In the wake of the WPATH files being released earlier this month, Ireland’s public health service the HSE said that new treatment plans for transgender patients will not have to follow the World Professional Association of Transgender Health (WPATH) guidelines.
According to the Irish Independent, the HSE previously committed to implementing the guidelines in 2020 at the request of organizations such as the Transgender Equality Network Ireland (TENI), despite resistance from doctors working in the country’s National Gender Service.
The HSE was asked if the new model of care being implemented by recent recruit Dr. Karl Neff will follow the WPATh guidance.

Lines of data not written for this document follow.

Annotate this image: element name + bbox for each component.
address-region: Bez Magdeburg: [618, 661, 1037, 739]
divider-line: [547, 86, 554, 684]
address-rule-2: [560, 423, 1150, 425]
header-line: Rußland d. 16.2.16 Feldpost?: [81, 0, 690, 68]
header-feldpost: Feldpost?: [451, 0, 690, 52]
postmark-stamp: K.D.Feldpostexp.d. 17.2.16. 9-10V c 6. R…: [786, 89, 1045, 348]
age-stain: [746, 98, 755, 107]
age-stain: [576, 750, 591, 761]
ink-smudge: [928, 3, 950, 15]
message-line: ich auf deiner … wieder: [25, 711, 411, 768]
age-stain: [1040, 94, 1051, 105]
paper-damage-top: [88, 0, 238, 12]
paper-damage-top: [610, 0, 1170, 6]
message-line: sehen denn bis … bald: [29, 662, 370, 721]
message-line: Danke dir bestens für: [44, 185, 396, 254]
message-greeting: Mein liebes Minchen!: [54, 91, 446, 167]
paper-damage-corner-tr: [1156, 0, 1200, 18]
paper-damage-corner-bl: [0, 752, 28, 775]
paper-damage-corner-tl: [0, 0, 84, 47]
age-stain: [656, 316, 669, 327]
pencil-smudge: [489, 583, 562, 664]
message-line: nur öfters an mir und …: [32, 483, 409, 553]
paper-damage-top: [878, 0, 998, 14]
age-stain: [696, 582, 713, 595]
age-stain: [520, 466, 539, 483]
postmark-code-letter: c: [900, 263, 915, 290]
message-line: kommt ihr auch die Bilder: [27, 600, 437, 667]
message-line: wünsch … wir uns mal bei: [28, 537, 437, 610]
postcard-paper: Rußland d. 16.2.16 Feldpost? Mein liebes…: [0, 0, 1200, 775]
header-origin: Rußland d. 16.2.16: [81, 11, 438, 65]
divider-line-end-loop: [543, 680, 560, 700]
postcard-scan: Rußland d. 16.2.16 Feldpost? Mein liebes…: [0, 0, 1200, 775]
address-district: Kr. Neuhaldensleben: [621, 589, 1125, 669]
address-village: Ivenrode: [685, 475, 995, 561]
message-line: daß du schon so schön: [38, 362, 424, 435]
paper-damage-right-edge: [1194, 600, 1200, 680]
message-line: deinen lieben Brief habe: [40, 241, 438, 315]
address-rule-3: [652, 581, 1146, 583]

In response the organization said, “This will be informed by the best evidence-based clinical care for individuals who express gender incongruence or dysphoria and emerging and evolving international evidence will be reviewed as part of this work.”
“There is no requirement for the outcome of this work to be aligned with the approach of any particular organization,” it added.

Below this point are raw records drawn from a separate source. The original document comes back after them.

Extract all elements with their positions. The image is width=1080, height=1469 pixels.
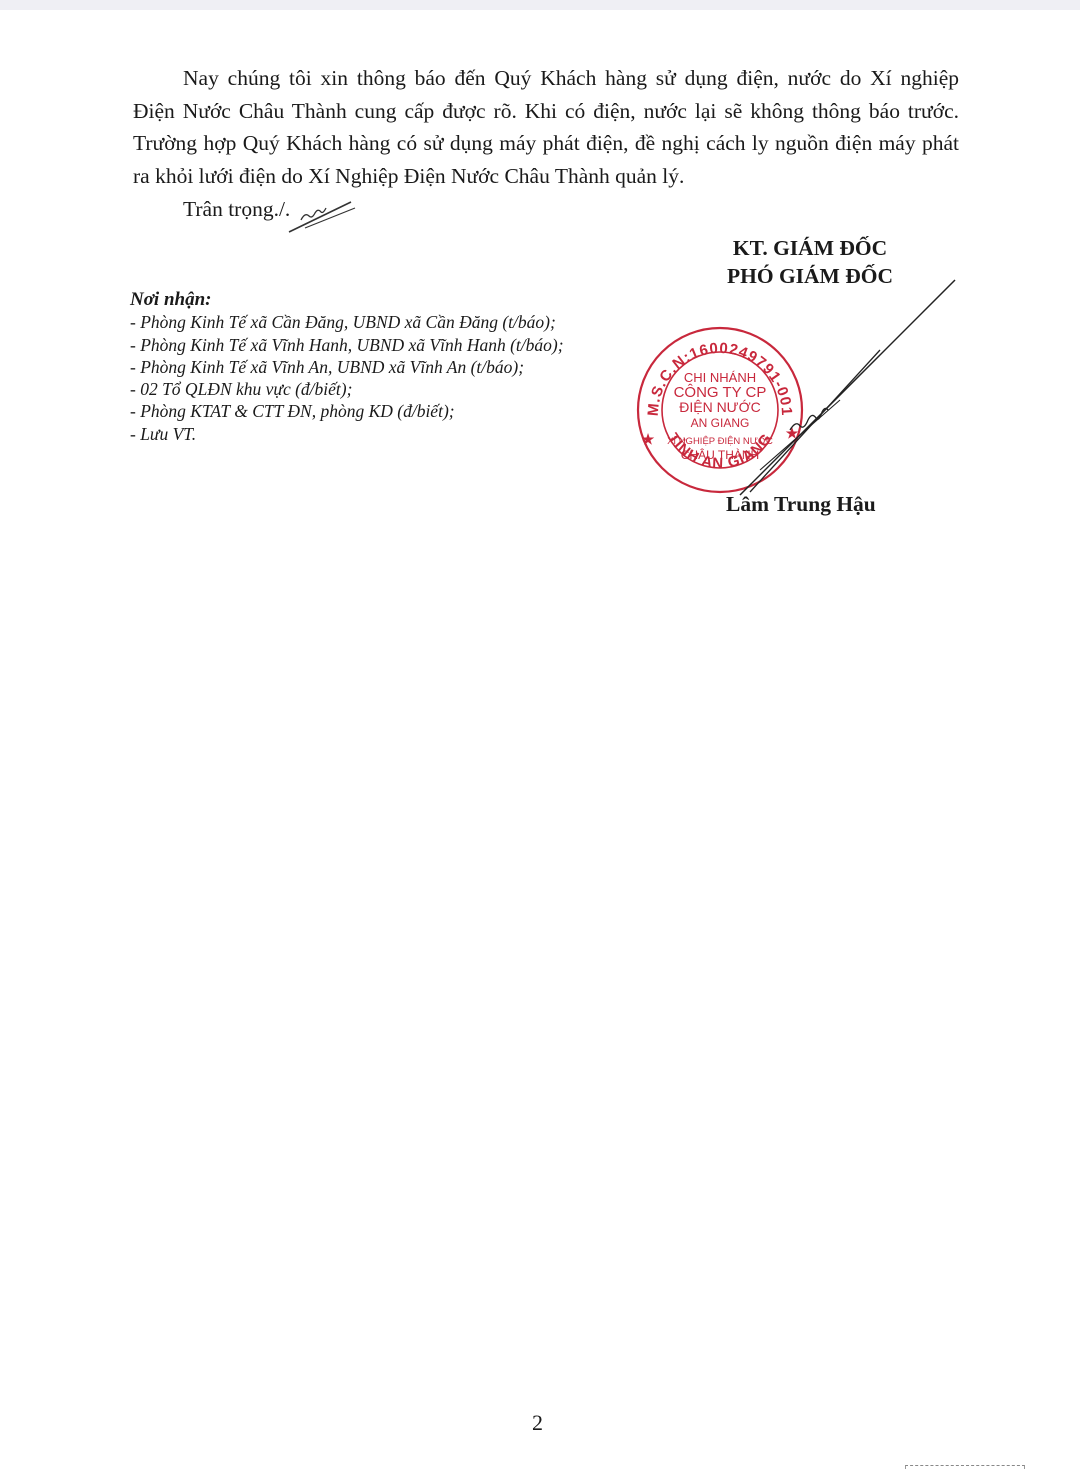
handwritten-signature	[730, 270, 960, 500]
recipients-list: Nơi nhận: - Phòng Kinh Tế xã Cần Đăng, U…	[130, 289, 564, 445]
body-line: ra khỏi lưới điện do Xí Nghiệp Điện Nước…	[133, 160, 959, 193]
page-number: 2	[532, 1410, 543, 1436]
body-line: Trường hợp Quý Khách hàng có sử dụng máy…	[133, 127, 959, 160]
viewer-top-bar	[0, 0, 1080, 10]
initials-mark	[285, 196, 357, 236]
recipient-item: - Phòng KTAT & CTT ĐN, phòng KD (đ/biết)…	[130, 400, 564, 422]
body-line: Nay chúng tôi xin thông báo đến Quý Khác…	[133, 62, 959, 95]
signature-title-line1: KT. GIÁM ĐỐC	[700, 234, 920, 262]
recipient-item: - Lưu VT.	[130, 423, 564, 445]
closing-text: Trân trọng./.	[183, 197, 290, 222]
viewer-bottom-handle	[905, 1465, 1025, 1469]
body-paragraph: Nay chúng tôi xin thông báo đến Quý Khác…	[133, 62, 959, 192]
recipient-item: - Phòng Kinh Tế xã Vĩnh Hanh, UBND xã Vĩ…	[130, 334, 564, 356]
recipients-title: Nơi nhận:	[130, 289, 564, 311]
svg-text:★: ★	[642, 431, 655, 447]
signer-name: Lâm Trung Hậu	[726, 492, 876, 517]
recipient-item: - Phòng Kinh Tế xã Cần Đăng, UBND xã Cần…	[130, 311, 564, 333]
recipient-item: - 02 Tổ QLĐN khu vực (đ/biết);	[130, 378, 564, 400]
recipient-item: - Phòng Kinh Tế xã Vĩnh An, UBND xã Vĩnh…	[130, 356, 564, 378]
body-line: Điện Nước Châu Thành cung cấp được rõ. K…	[133, 95, 959, 128]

The doctors previously raised issues with the “affirmation care” model because it wouldn’t allow them to provide an adequate assessment of patients before prescribing cross-sex hormones or clearing them for surgery.
Their commitment changed after Journalist Mia Hughes published the WPATH files, which showed exchanges on WPATH internal message boards, and a video of a panel discussion at the Identity Evolution Workshop in which activist doctors disregarded questions about whether children can consent to medical procedures that have long-lasting side effects.
The communications on the message boards revealed that what doctors say publicly, is different than what they say in private. One example shared was WPATH president Marci Bowers saying that puberty blockers are “completely reversible” publicly but acknowledging that there is “no research” on how they will affect a person’s fertility on the message board.
Ireland is just the latest European country to shift course away from the affirmation model for treating gender-questioning children. In 2022 NHS England recommended that the use of puberty blockers should only be used as part of clinical trials. Several other countries have since followed suit.